Nostalgia is a powerful thing. Comic book readers all remember first reading Frank Miller’s Batman: The Dark Knight Returns. Most of the world would acknowledge it is one of the top 20 most influential graphic novels of all time and belongs on many a top 10 list for any kind of novel. We all look ahead each week to the next good read, and can’t wait to read the next DKR.
We just don’t mean that literally. We once thought that is exactly what we wanted, once upon a time. Then Frank Miller delivered what we thought we wanted with his sequel, The Dark Knight Strikes Again, or DK2. It was pretty much unreadable, made worse because it was released on Miller’s trademark staggered “I’ll release it when I feel like it” schedule (remember All-Star Batman and Robin?).
So DC Entertainment just issued a press release late Friday announcing The Dark Knight III: The Master Race. Really? The Master Race? From the guy that wrote the offensive, bigotted Holy Terror? What is DC Comics thinking?
Can a bad sequel take something away from an original? I’ve had that discussion with many a Star Trek fan since 2009’s reboot. Many think you can taint an original with a bad copy. I don’t agree with that view, but I understand it. Are Miller’s DKR political statements even relevant today? The Dark Knight Returns had its impact on the world in part because of time and place. America needed that book in the 1980s and Miller delivered the goods. And he deserves credit for it.
OK, let’s skip the politics. It must be about the money, right? Why would Miller walk away from a million dollar (plus) opportunity? The press release, which you can read for yourself here, states that Miller is co-writing the sequel with well-known DCU writer Brain Azzarello as an “eight-issue comic book periodical to be published twice a month under the DC Comics imprint”. Couple that with the fact that Miller and Azzarello have already spent six months writing the book and no artists (that’s plural) have yet been selected and suddenly this feels a whole like another Before Watchmen event series. And those eight issues instead of the original story’s four issues will mean that much more revenue for DC.

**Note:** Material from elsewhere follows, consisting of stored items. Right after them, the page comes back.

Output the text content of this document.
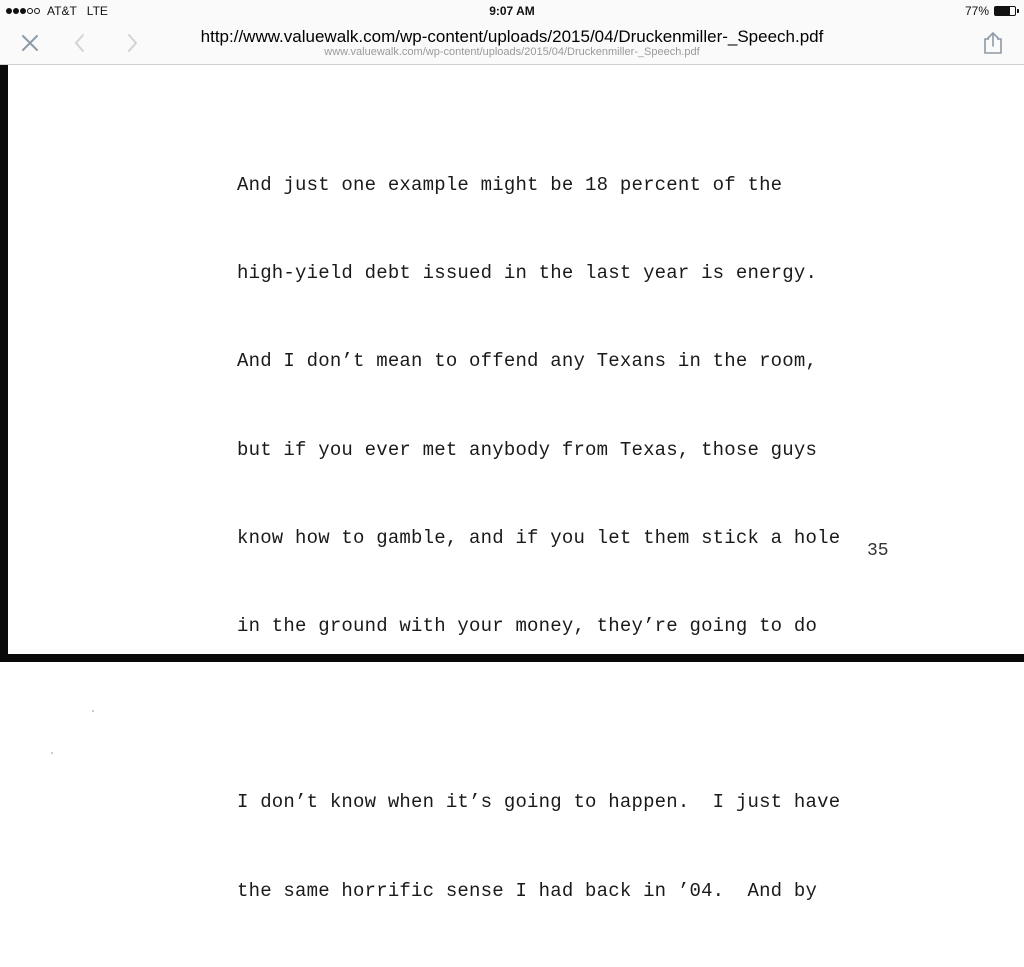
AT&T LTE	9:07 AM	77%
http://www.valuewalk.com/wp-content/uploads/2015/04/Druckenmiller-_Speech.pdf
www.valuewalk.com/wp-content/uploads/2015/04/Druckenmiller-_Speech.pdf

And just one example might be 18 percent of the

high-yield debt issued in the last year is energy.

And I don’t mean to offend any Texans in the room,

but if you ever met anybody from Texas, those guys

know how to gamble, and if you let them stick a hole

in the ground with your money, they’re going to do

I don’t know when it’s going to happen.  I just have

the same horrific sense I had back in ’04.  And by

35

Before Watchmen had a few high points, but ultimately wasn’t memorable and was a mere shadow of the original. It was an opportunity for current artists (and writers) to play in Alan Moore’s Watchmen sandbox, which must be fun for them. No doubt Jim Lee and some other lucky artists will be excited to play in Miller’s DKR sandbox. Will it still be DKR without Miller’s chunky and chiseled Batman? Or will it be, as with DK2, just another shadow of the original?
We’ll know in “late” Fall 2015, per DC Entertainment when Issue #1 hits local comic book stores. Are we excited about its release? Sure. Will we read it? Of course, because we’re suckers for nostalgia. At least that’s what DC is counting on.